Pre-collapse, the print PI lost as much as an estimated $14 million in a year. Professional journalism could not continue with that sort of bleed out. Now an ad staff of 11 tries to find enough money to make the chopped-back enterprise self-sustaining.
They won’t talk money details but acknowledge they’re not yet profitable. A sheet of paper posted outside General Manager Pat Balles’ office suggested the PI had “booked” $544,000 toward a first-quarter goal of $1.3 million. “Those aren’t the real numbers,” Balles said of the apparent shortfall, adding only that the site is “on track” to profitability.
The PI has succeeded in maintaining its traffic since the print edition folded. It claims an average of 4 million unique visitors and 40 million page views a month. (The Nielsen ratings agency puts monthly visitors at about half that.)
Newsroom survivors exhibit the ebullience (or is that fear, dusted with caffeine?) of living through a near-death experience.
“The 24-hour news cycle can be breathless and tense. Maybe we don’t get enough time for reflection,” said Connelly, who has logged 37 years here. “But on the other hand, we are part of a bold experiment to perhaps be part of a model for the business in the future.”
Connelly, 61, took a pay cut to remain in the mix. He remains focused mostly on politics and government but in the new world also posts items on Alaska’s aerial wolf kill and on the seal flippers served in the Ottawa House of Commons cafeteria.
He’s one of the PI’s remaining name brands, along with Pulitzer Prize-winning cartoonist David Horsey, and sports columnist Art Thiel.
Grass-roots
Despite the audience-driven lighter fare, the town’s movers say the PI still lands enough scoops and worthy analysis on civic affairs to keep them coming back. But the most novel part of the operation would be its incorporation of citizen journalism, which Nicolosi and crew nurture in regular training sessions. They teach the amateurs how to choose a topic, write a headline, “optimize” a blog post for Internet search.
The community bloggers produce useful items -- like school curriculum debates and local crime trends. They also offer plenty that is leaden or narrow -- a bride’s musings on her wedding or a homeowner’s ponderous diary on a visit by a film crew.
David Brewster, who founded and ran the alternative Seattle Weekly and now heads Crosscut.com, said he finds some PI stories provocative. But the tangle of information overwhelms him.
“I am slashing my way through this jungle and occasionally finding good stuff,” Brewster said, “and I think that is a mistake.”

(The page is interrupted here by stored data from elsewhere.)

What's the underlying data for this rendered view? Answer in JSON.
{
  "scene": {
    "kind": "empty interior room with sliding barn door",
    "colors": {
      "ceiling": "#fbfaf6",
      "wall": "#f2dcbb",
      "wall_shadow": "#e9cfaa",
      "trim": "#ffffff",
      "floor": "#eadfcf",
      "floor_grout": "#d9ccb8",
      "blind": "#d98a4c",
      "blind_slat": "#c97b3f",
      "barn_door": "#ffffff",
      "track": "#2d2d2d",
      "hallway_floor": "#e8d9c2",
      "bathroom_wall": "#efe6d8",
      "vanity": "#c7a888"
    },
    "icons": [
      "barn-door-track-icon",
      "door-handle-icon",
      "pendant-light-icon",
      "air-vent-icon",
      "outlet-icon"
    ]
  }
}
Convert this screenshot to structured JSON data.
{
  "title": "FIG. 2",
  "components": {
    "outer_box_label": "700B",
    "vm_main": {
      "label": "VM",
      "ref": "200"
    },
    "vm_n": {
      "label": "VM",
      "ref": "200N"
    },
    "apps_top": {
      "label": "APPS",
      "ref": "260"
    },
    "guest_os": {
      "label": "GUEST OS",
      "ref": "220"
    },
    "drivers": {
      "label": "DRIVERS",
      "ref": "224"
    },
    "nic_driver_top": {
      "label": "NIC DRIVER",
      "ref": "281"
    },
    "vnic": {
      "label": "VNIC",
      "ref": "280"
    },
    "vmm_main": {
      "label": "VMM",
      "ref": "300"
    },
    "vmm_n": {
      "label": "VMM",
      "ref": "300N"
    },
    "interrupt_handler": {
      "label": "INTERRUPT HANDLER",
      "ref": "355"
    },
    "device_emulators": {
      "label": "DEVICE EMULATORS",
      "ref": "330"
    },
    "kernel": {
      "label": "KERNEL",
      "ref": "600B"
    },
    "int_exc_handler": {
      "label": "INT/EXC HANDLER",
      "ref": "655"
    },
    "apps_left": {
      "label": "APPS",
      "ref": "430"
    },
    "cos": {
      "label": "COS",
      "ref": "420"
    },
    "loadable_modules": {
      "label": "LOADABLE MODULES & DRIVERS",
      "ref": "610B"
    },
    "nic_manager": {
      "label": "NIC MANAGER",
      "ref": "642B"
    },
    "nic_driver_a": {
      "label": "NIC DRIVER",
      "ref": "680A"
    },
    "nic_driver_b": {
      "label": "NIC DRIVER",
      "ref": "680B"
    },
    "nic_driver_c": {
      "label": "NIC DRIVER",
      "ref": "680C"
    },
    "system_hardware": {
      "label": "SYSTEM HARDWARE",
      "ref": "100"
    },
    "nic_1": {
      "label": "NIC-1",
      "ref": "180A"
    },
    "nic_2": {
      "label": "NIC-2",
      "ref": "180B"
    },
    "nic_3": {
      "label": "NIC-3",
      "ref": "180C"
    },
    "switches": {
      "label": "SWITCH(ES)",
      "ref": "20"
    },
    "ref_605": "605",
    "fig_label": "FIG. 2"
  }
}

But some of the new generation is relishing the conversation, which may be epitomized by Guzman, 27, and the followers of her popular Big Blog. She celebrates funky, techy, alternative Seattle in her posts and weekly coffee house meetings with readers.
They discuss Twitterculture, “Star Trek,” bicycle etiquette and politics at spots like Nana’s Soup House in the boho Fremont district. It’s not unusual for Guzman to invite along an author or, say, a break dancing crew.
A handful of Big Blog faithful got a little giddy this week recalling favorite flash-mob style events that Guzman has championed -- from the gathering of 4,000 costumed zombies to a mass, no-pants light rail jaunt to Seattle-Tacoma airport. “Awesome,” said Johnathan Fitzpatrick, 26.
A regular at the Big Blog sessions, Fitzpatrick said Seattle’s low-barrier journalism and Guzman’s PI blog moved him to become part of the conversation.
He’s not letting go of his job at Kinko’s yet. But he’s freelancing for the PI and writing for a bunch of other news outlets.
Said Fitzpatrick, “I would say the Big Blog was responsible for me becoming a journalist.”